Things I like about this song:

1) Chvrches: I love the spelling. We should really bring the “v” version of  “u” back. Everything wovld look like it was chiseled into a Roman colvmn and mvst be taken seriovsly. (It would also drive your spell checker nuts.)

2) Lighthearted sounding synth pop with dark lyrics. What is it about this juxtaposition that is so appealing?

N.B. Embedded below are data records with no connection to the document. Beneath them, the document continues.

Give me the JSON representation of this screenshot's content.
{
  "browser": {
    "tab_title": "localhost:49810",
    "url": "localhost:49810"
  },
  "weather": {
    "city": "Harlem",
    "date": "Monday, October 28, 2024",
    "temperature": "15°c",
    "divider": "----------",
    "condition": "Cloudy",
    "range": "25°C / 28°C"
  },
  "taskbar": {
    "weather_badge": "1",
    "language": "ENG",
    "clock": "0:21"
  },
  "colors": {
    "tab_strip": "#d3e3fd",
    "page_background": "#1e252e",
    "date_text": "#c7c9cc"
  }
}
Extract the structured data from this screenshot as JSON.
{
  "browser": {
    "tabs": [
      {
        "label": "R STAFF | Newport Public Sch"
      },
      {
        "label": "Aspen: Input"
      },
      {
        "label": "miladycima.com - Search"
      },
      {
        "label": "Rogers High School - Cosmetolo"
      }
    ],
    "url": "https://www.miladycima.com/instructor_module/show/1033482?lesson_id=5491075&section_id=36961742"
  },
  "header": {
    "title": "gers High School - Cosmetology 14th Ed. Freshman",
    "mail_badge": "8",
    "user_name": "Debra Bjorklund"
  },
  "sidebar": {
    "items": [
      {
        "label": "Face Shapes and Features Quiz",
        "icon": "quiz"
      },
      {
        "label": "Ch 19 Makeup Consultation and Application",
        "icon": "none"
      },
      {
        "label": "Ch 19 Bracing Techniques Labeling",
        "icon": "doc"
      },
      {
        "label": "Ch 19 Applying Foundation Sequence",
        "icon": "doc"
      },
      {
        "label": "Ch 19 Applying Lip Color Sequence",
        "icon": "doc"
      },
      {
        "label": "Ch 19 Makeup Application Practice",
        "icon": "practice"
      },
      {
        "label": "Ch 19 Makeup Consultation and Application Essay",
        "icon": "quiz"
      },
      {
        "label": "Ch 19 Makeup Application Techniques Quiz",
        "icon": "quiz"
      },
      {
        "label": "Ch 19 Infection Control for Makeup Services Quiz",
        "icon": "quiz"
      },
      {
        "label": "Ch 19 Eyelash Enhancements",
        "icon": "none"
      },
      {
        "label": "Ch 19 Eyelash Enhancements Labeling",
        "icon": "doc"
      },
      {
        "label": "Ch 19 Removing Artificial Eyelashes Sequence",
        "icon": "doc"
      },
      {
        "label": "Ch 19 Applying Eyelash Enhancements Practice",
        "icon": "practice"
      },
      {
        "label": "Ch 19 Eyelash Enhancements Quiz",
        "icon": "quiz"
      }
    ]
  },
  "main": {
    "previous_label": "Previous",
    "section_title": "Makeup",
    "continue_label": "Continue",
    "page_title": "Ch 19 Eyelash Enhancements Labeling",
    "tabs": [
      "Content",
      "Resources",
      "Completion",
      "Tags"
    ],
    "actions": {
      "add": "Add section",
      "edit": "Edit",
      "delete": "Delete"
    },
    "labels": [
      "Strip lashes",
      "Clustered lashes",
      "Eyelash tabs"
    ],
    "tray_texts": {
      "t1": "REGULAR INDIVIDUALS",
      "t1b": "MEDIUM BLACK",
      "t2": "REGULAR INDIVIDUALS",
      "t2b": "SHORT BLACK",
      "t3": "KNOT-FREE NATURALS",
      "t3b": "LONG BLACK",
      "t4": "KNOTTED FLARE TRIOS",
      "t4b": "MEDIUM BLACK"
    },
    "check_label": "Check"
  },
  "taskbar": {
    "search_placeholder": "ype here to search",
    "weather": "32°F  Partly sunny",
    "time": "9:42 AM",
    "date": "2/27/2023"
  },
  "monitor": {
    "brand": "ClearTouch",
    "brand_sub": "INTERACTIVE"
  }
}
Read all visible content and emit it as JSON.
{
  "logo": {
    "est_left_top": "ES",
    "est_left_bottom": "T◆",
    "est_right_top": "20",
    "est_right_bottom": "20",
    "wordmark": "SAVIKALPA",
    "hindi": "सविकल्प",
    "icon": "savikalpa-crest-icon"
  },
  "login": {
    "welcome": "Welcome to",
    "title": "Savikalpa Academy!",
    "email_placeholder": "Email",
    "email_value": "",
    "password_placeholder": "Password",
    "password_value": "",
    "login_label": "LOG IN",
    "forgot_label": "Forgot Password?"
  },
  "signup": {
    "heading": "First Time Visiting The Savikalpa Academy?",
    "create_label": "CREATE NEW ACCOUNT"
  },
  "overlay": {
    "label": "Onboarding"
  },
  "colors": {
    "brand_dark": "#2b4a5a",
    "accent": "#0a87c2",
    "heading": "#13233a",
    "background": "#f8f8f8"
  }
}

It’s probably related to the reason English speakers like singing and dancing along to songs where we don’t know the meaning of the words. Which brings me to these guy, the vlogbrothers:


I haven’t watched many of their videos but this one struck a chord with me. (Pun not intended! But I’ll keep it.) I can’t speak to the accuracy of the translations—which I know some have already disputed—given that idiomatic expressions were always the bane of my foreign language experiences. But I think the analysis is spot on. I remember being impressed when Gangnam style, a song containing less than half a dozen English words total, jumped up to near the top of the charts last summer. But after this video I can see it as part of a larger pattern.

(image credit:

The idea that the meaning of a song is whatever you want it to be is only a half truth. Sure, the melody and the intonations of the singer may have an emotional resonance that transcends language barriers. But emptying foreign lyrics of their meaning and substituting our own emotional response? Without thinking about why we are so comfortable doing that? Well, at best it’s an unexamined and simplistic way to enjoy music that isn’t in English. At worst, it means we unconsciously assume that non-English songs are never something to be taken as seriously as songs in English —they’re always, at some, level a parody of themselves,  their language, their country or their culture. And that’s a pretty insincere way to appreciate music if you ask me.

Is there an antidote to this, besides the excellent vlogbrothers translation/commentary? I  think that for a star, we can listen to songs in “fake” or gibberish English written from a non-English speaking perspective! This is one of my favorites:

It might just be me, but  listening to nonsense English-y words makes me hear my native tongue with a totally different ear.